We have an ERP system which allows aggregates to be used (eg SUM(foo)) but not with DISTINCT (eg SUM(DISTINCT foo).

Is it possible to create an aggregate function (SUM_DISTINCT), that returns the same result as as SUM(DISTINCT foo), so SUM_DISTINCT(foo) = SUM(DISTINCT foo)?

Best Answer

Is it possible to create an aggregate function (SUM_DISTINCT), that returns the same result as as SUM(DISTINCT foo), so SUM_DISTINCT(foo) = SUM(DISTINCT foo)?
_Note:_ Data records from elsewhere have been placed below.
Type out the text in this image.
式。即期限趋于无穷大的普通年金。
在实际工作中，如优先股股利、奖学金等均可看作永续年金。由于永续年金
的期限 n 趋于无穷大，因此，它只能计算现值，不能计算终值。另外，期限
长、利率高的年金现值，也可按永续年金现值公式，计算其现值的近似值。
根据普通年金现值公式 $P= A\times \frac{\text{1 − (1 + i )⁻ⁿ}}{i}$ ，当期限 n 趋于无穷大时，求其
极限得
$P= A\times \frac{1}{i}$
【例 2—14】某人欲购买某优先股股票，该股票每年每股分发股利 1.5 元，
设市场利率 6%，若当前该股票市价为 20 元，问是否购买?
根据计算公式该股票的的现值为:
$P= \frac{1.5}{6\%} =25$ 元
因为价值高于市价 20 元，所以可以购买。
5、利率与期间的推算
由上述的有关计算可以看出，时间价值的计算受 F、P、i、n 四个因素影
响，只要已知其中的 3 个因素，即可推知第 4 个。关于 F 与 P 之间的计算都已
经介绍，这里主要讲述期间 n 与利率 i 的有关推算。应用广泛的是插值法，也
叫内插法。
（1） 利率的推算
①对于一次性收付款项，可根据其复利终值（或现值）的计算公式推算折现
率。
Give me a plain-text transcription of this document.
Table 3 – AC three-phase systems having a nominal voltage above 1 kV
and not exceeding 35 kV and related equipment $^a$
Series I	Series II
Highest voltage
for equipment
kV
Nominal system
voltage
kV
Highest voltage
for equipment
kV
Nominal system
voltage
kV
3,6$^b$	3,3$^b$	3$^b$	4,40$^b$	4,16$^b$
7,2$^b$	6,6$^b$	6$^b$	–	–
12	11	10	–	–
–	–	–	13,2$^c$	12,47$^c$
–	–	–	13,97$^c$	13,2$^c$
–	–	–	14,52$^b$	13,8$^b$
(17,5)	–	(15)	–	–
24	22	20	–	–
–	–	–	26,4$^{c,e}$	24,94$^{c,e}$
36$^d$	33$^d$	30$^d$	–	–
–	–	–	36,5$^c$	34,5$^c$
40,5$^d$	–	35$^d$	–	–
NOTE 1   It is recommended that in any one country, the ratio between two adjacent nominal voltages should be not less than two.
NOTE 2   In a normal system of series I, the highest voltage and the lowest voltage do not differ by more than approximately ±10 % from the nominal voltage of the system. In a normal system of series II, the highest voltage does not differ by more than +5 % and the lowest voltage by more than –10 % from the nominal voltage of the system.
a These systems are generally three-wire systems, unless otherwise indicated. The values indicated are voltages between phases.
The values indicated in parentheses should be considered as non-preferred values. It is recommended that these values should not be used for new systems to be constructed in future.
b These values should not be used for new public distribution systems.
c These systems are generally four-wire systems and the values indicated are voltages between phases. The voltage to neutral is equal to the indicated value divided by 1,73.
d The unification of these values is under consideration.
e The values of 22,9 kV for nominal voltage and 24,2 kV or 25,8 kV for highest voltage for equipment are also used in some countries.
Yes, it is possible — you need a User-defined Aggregate, such as this:

create or replace function f_sum_distinct (numeric[], numeric) returns numeric[]
    language sql as $$
select $1||$2;
$$;

create or replace function f_sum_distinct_final (numeric[]) returns numeric 
    language sql as $$
select sum(v) from (select distinct unnest($1) v) z;
$$;

create aggregate sum_distinct(numeric)
( sfunc     = f_sum_distinct
 ,stype     = numeric[]
 ,finalfunc = f_sum_distinct_final
);

with w(v) as (select 2 union all select 2 union all select 3)
select sum(v) "Plain SUM", sum(distinct v) "SUM(DISTINCT)", sum_distinct(v) "SUM_DISTINCT" from w;

/*
|Plain SUM|SUM(DISTINCT)|SUM_DISTINCT|
|--------:|------------:|-----------:|
|        7|            5|           5|
*/

dbfiddle here

Note though (thanks @Erwin), that performance is going to be very substantially worse than the built-in aggregates. If this matters you will have to consider writing the helper functions in C, which is much more of an undertaking.